Türkiye’de yüzeysel sayılmayacak değişimler yaşanıyor. Bunlar sadece başörtüsü gibi görünüm değişiklikleri değil düşünce ve hedeflerde büyük değişim olarak yaşanıyor. Geçmişte sadece içeriye dönük ve kişinin o günkü düşünce ve davranışlarını ifade eden siyasal yapılar anlamını kaybediyor ve yeni bir yapılanmanın kapıları açılıyor. Mesela CHP’nin temsil ettiği siyasi hedefler ve ülkenin dünya üzerindeki konumunun ne olması gerektiği, bunu belirleyecek dış şartların neyi hedeflediği ve bu şartları kendi lehine çevirmek isteyen güçlerin olup olmadığı, varlarsa bizi hangi yöne götürmek istedikleri ve bizim alternatif seçimimizin ne olacağı ve başarı şansımız konuşulmuyor. Siyasetin günlük siyasi hedefinin sadece karşı tarafı karalamak olduğu gözleniyor. Kullanılan üslup ve konuşmanın temeli beğenilmez düzeyde görünüyor.

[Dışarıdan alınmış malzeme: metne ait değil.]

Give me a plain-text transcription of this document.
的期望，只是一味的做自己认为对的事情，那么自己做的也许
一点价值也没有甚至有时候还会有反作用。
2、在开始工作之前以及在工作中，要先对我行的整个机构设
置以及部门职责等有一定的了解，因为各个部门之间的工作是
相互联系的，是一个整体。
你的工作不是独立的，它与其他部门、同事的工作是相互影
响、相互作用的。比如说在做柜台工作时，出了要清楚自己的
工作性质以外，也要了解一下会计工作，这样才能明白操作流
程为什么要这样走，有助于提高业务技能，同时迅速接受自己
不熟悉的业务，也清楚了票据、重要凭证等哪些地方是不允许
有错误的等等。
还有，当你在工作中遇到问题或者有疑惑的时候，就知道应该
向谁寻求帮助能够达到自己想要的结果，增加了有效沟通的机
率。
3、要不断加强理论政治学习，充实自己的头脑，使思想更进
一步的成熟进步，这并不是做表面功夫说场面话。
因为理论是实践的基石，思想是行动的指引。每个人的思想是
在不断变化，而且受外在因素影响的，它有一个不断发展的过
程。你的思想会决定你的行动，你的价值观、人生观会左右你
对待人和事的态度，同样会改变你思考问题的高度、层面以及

MHP’nin bu değişimde rolümüzün ne olacağını düşündüğü ve çeşitli alternatiflerden birini destekleyip desteklemediği bilinmiyor. Mücadelede siyasi ve ekonomik araçlar kullanılmasına rağmen bizim ne yapmamız gerektiği konuşulmuyor. İzlenen tek konu halkımızın belli bir soydan gelip gelmediği, başka soydan gelen vatandaşlarımız varsa bunların bölünme amacı olarak kullanıldığıdır. Ne yapılması gerektiğinin tartışılması yerine yapılan her şeyin yanlış olduğu söyleniyor ve yeni bir çözüm teklif edilmediği için iktidarı devirmek tek alternatif oluyor. Başörtüsü sorununda hükümetin desteklenmesi oy hesabına dayanıyor. İktidarın yaptığı ve yapacağı her şey yanlış olacağı için devrilmesi gerektiği savunuluyor. Ancak duygusal olanın dışında ülkenin geleceğinin ne olması gerektiği, sadece her şeyi yapmaya muktedir olduğumuz söylenerek, geçiştiriliyor. Mesela muhalefete bakarak müttefiklerimizin kim olacağı bilinebilir mi?
***
Aslında bakış açısı şöyle olmalıydı: Hangi grubun politikasının ülkemiz lehine sonuçlar yaratacağı düşünülmeli ve o savunulmalıydı. Şimdi herkese yabancı olarak bakılıyor ve bu nedenle ittifak aranmıyor. Ancak bu görüntünün arka planında hangi tarafın desteklendiği anlaşılabilir.
Bir partinin en önemli politikası dış ilişkiler ve ekonomi alanındadır. Şu anda muhalif partilerin ekonomi politikasının ne olacağını bilmiyoruz. İktidarın da bu konuda yeterli olmadığı, gerçekleşen sonuçlara göre tedbir aldığı anlaşılıyor. Ekonomide asıl hedef nelerin olacağını önceden tahmin etmek ve buna hazırlıklı olmaktır. Bazen yetersiz politikalar uygulansa bile yabancı ülkelerden bizi destekleyenler sorunu çözmemize yardımcı olabilirler. Bana göre ülkemiz iki alanda gelişmelidir. Birincisi gelişen teknolojide rol almak, yani sadece ileri teknolojiyle üretilen malları kullanmakla yetinmeyip üretimine katkı sağlamak olmalıdır. Bilim anlayışımız dışarıda üretilen teknolojik yenilikleri kullanmak, üretilen malları kullanmak yanında bu teknolojilerin bilimsel köklerinde başarılı olmak gerekir.
Bu teknoloji ve benzerleriyle toplumun yeni ihtiyaçlarını karşılarken en eski ve temel ihtiyaç olan tarım ürünlerine önem vermeliyiz. Tarım ileri teknoloji kullanan, piyasa şartlarında diğer mallar kadar önemli yeri olan bir alana dönüştürülmelidir. Toprak büyüklükleri en verimli olcacak biçimde düzenlenebilir ve bu konu kimseyi tedirgin etmeden yapılabilir.